The UAE stated that a drone struck the Barakah Nuclear Power Plant in the Al Dhafra region.
The United Arab Emirates (UAE) stated on May 17 that a drone struck a generator at its nuclear power plant and caused a fire amid a continuing ceasefire between Iran and the United States. No country has taken responsibility.
The Gulf Arab country’s ministry of defense reported that three drones on May 17 entered the country from its western border area. Two of the drones were successfully intercepted by its defense systems, while the third drone hit an electrical generator outside the inner perimeter of the Barakah Nuclear Power Plant in the UAE’s Al Dhafra region.
The UAE Ministry of Defense did not assign blame for the drones and stated that an investigation is underway. More details will be announced after the probe is completed, it stated.
“[The UAE] remains fully prepared and ready to address any threats and will firmly confront any attempts to undermine the country’s security, in a manner that safeguards its sovereignty, security and stability, and protects its national interests and gains,” the ministry said in a statement.
The $20 billion Barakah nuclear power plant, built by the UAE with the help of South Korea, went online in 2020. It is the only nuclear power plant in the Arab world and can provide a quarter of the energy needs in the UAE, a wealthy oil-rich nation that is home to major trade, tourism, and finance hub Dubai.
The UAE’s nuclear regulator said in a statement that the fire didn’t affect plant safety and that “all units are operating as normal.” Iran’s foreign minister, Abbas Araghchi, later said he spoke by phone with his South Korean counterpart.

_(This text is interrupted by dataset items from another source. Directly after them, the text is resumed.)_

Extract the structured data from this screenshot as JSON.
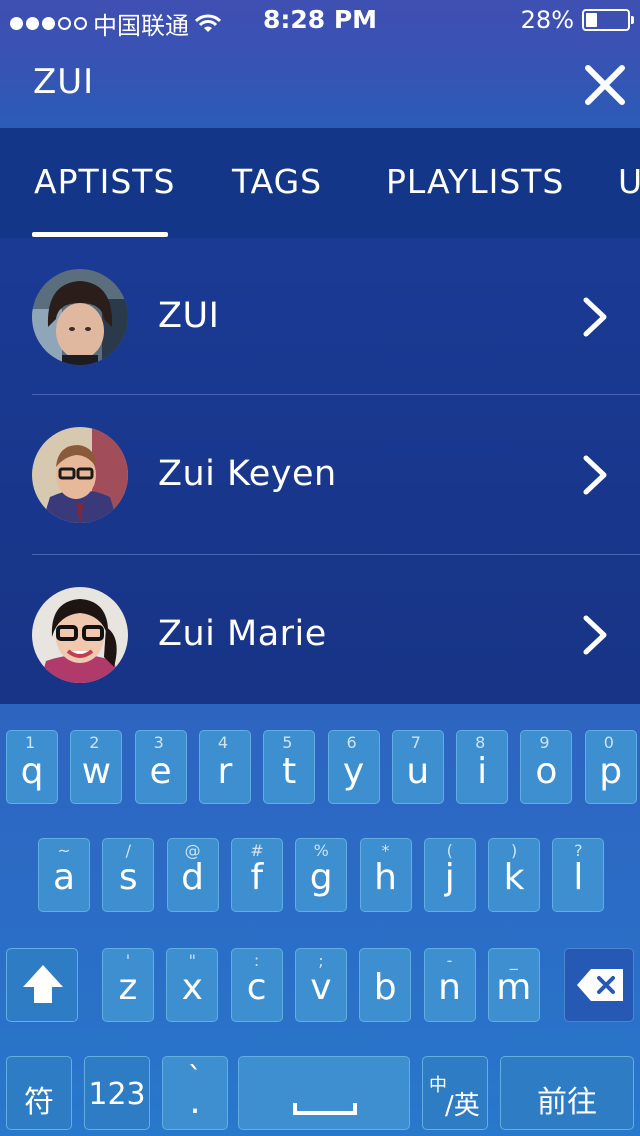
{
  "status_bar": {
    "carrier": "中国联通",
    "time": "8:28 PM",
    "battery": "28%",
    "battery_level": 0.28,
    "signal_bars": 3,
    "signal_total": 5
  },
  "search": {
    "query": "ZUI"
  },
  "tabs": [
    {
      "label": "APTISTS",
      "active": true
    },
    {
      "label": "TAGS",
      "active": false
    },
    {
      "label": "PLAYLISTS",
      "active": false
    },
    {
      "label": "U",
      "active": false
    }
  ],
  "results": [
    {
      "name": "ZUI",
      "avatar": "avatar-photo"
    },
    {
      "name": "Zui Keyen",
      "avatar": "avatar-photo"
    },
    {
      "name": "Zui Marie",
      "avatar": "avatar-photo"
    }
  ],
  "keyboard": {
    "row1": [
      {
        "k": "q",
        "n": "1"
      },
      {
        "k": "w",
        "n": "2"
      },
      {
        "k": "e",
        "n": "3"
      },
      {
        "k": "r",
        "n": "4"
      },
      {
        "k": "t",
        "n": "5"
      },
      {
        "k": "y",
        "n": "6"
      },
      {
        "k": "u",
        "n": "7"
      },
      {
        "k": "i",
        "n": "8"
      },
      {
        "k": "o",
        "n": "9"
      },
      {
        "k": "p",
        "n": "0"
      }
    ],
    "row2": [
      {
        "k": "a",
        "s": "~"
      },
      {
        "k": "s",
        "s": "/"
      },
      {
        "k": "d",
        "s": "@"
      },
      {
        "k": "f",
        "s": "#"
      },
      {
        "k": "g",
        "s": "%"
      },
      {
        "k": "h",
        "s": "*"
      },
      {
        "k": "j",
        "s": "("
      },
      {
        "k": "k",
        "s": ")"
      },
      {
        "k": "l",
        "s": "?"
      }
    ],
    "row3": [
      {
        "k": "z",
        "s": "'"
      },
      {
        "k": "x",
        "s": "\""
      },
      {
        "k": "c",
        "s": ":"
      },
      {
        "k": "v",
        "s": ";"
      },
      {
        "k": "b",
        "s": ""
      },
      {
        "k": "n",
        "s": "-"
      },
      {
        "k": "m",
        "s": "_"
      }
    ],
    "bottom": {
      "symbol": "符",
      "numbers": "123",
      "punct_top": "`",
      "punct_bottom": ".",
      "lang_zh": "中",
      "lang_en": "/英",
      "go": "前往"
    }
  }
}
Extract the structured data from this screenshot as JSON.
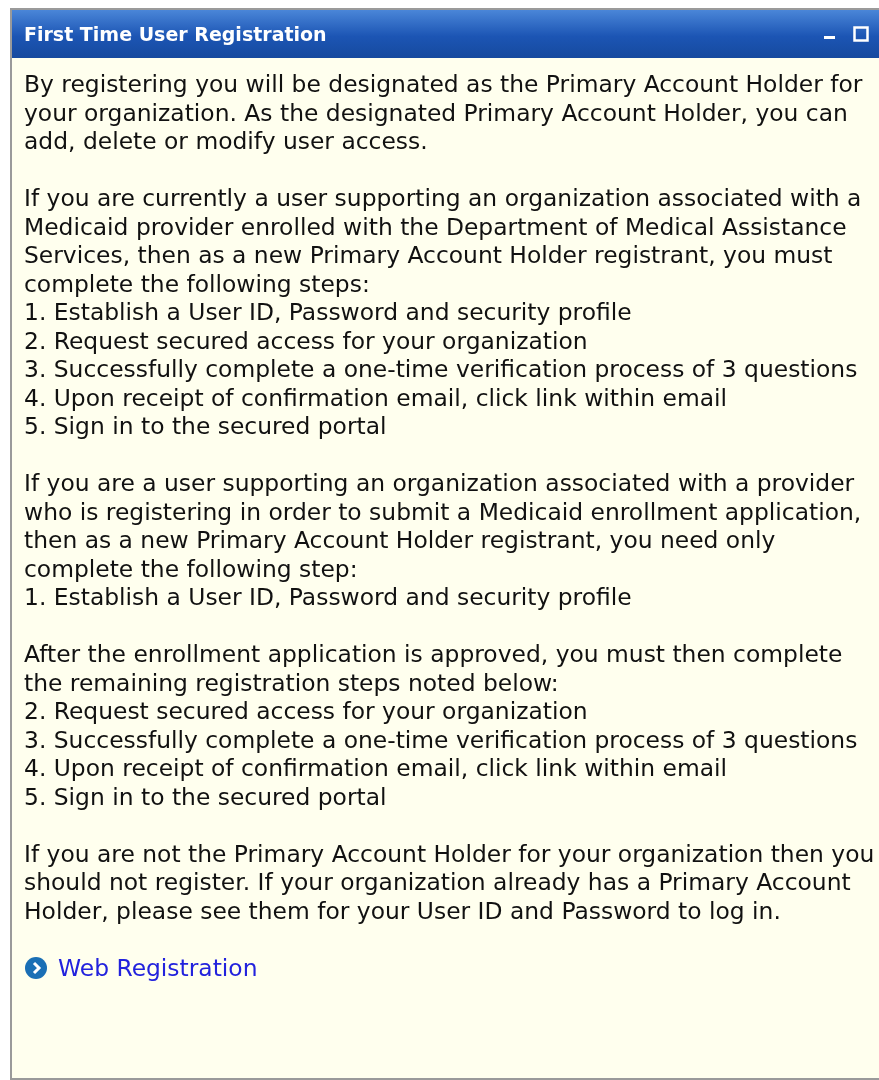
{
  "panel": {
    "title": "First Time User Registration"
  },
  "sections": [
    {
      "text": "By registering you will be designated as the Primary Account Holder for your organization. As the designated Primary Account Holder, you can add, delete or modify user access."
    },
    {
      "text": "If you are currently a user supporting an organization associated with a Medicaid provider enrolled with the Department of Medical Assistance Services, then as a new Primary Account Holder registrant, you must complete the following steps:",
      "steps": [
        "1. Establish a User ID, Password and security profile",
        "2. Request secured access for your organization",
        "3. Successfully complete a one-time verification process of 3 questions",
        "4. Upon receipt of confirmation email, click link within email",
        "5. Sign in to the secured portal"
      ]
    },
    {
      "text": "If you are a user supporting an organization associated with a provider who is registering in order to submit a Medicaid enrollment application, then as a new Primary Account Holder registrant, you need only complete the following step:",
      "steps": [
        "1. Establish a User ID, Password and security profile"
      ]
    },
    {
      "text": "After the enrollment application is approved, you must then complete the remaining registration steps noted below:",
      "steps": [
        "2. Request secured access for your organization",
        "3. Successfully complete a one-time verification process of 3 questions",
        "4. Upon receipt of confirmation email, click link within email",
        "5. Sign in to the secured portal"
      ]
    },
    {
      "text": "If you are not the Primary Account Holder for your organization then you should not register. If your organization already has a Primary Account Holder, please see them for your User ID and Password to log in."
    }
  ],
  "link": {
    "label": "Web Registration"
  }
}
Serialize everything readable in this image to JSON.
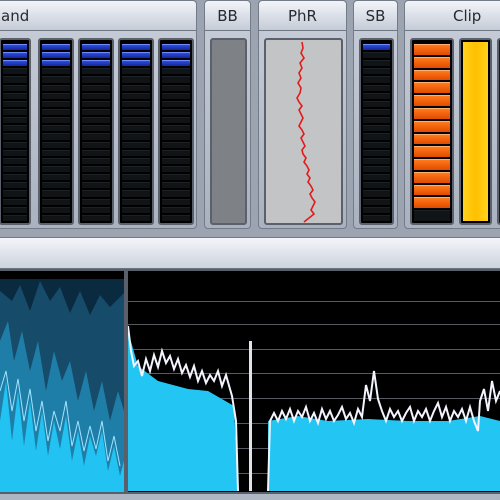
{
  "panels": {
    "band": {
      "label": "and",
      "meter_count": 5,
      "segments": 22,
      "lit": [
        3,
        3,
        3,
        3,
        3
      ]
    },
    "bb": {
      "label": "BB"
    },
    "phr": {
      "label": "PhR"
    },
    "sb": {
      "label": "SB",
      "segments": 22,
      "lit": 1
    },
    "clip": {
      "label": "Clip",
      "orange_segments": 14,
      "yellow_level": 1.0,
      "orange_level": 0.95
    }
  },
  "colors": {
    "meter_blue": "#1f3cc2",
    "clip_orange": "#ff6a00",
    "clip_yellow": "#ffcb05",
    "phase_trace": "#e21b1b",
    "spectrum_cyan": "#1bc4f0",
    "spectrum_white": "#f3f3ff"
  }
}
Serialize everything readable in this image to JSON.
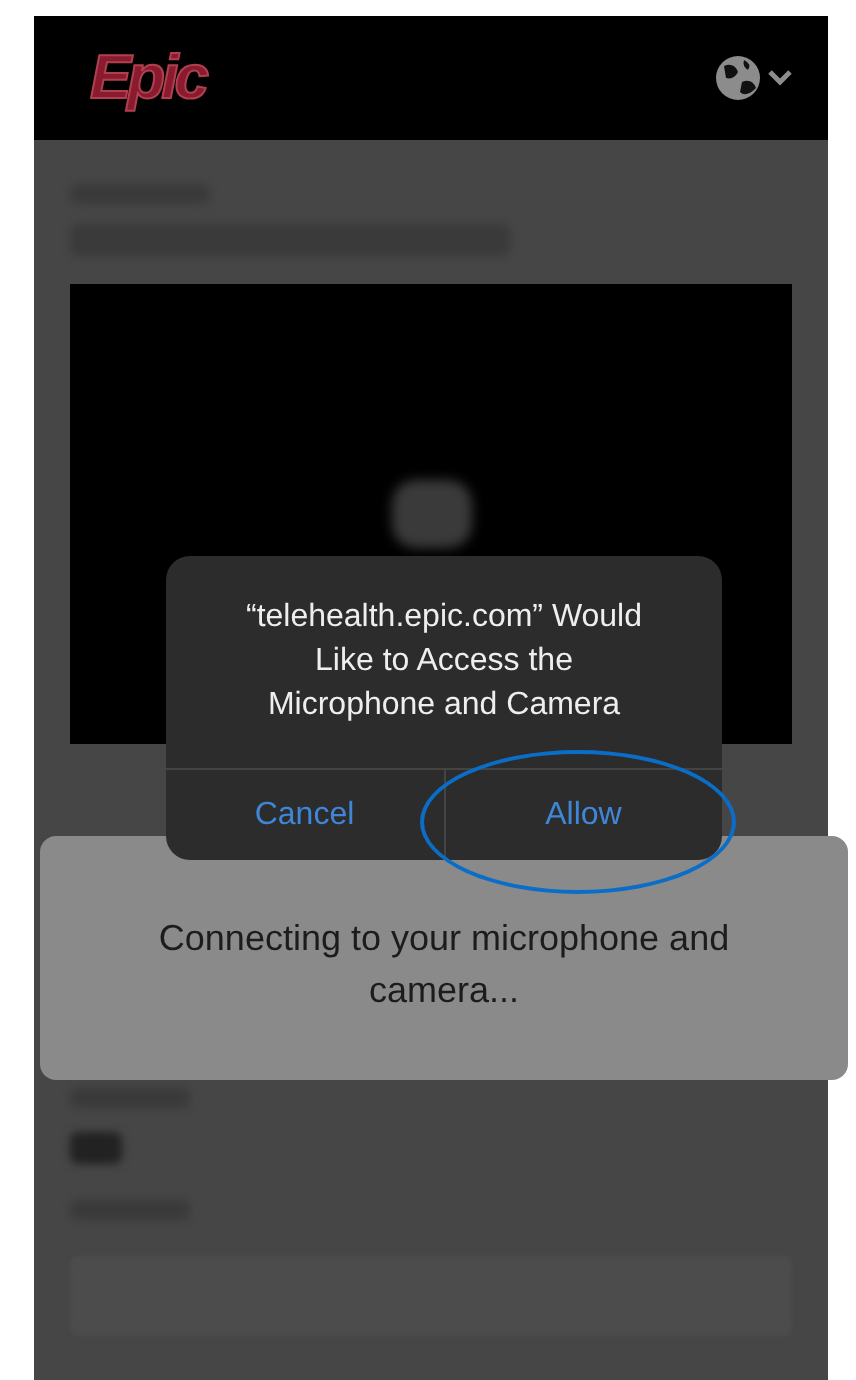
{
  "header": {
    "logo": "Epic"
  },
  "permission_dialog": {
    "message": "“telehealth.epic.com” Would Like to Access the Microphone and Camera",
    "buttons": [
      {
        "label": "Cancel",
        "highlighted": false
      },
      {
        "label": "Allow",
        "highlighted": true
      }
    ]
  },
  "toast": {
    "message": "Connecting to your microphone and camera..."
  }
}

The head of the Vienna-based International Atomic Energy Agency, the U.N. nuclear watchdog, held a meeting with the deputy prime minister of the UAE, Abdullah bin Zayed, the UAE Foreign Ministry stated in a post on X.
The attack on the power plant sparked a fire, but no casualties were reported, and there was no impact on radiation levels, the foreign ministry stated. It noted that Zayed told the U.N. watchdog’s head, Rafael Grossi, that he “strongly condemned the treacherous terrorist attack that resulted in a fire in an electrical generator.”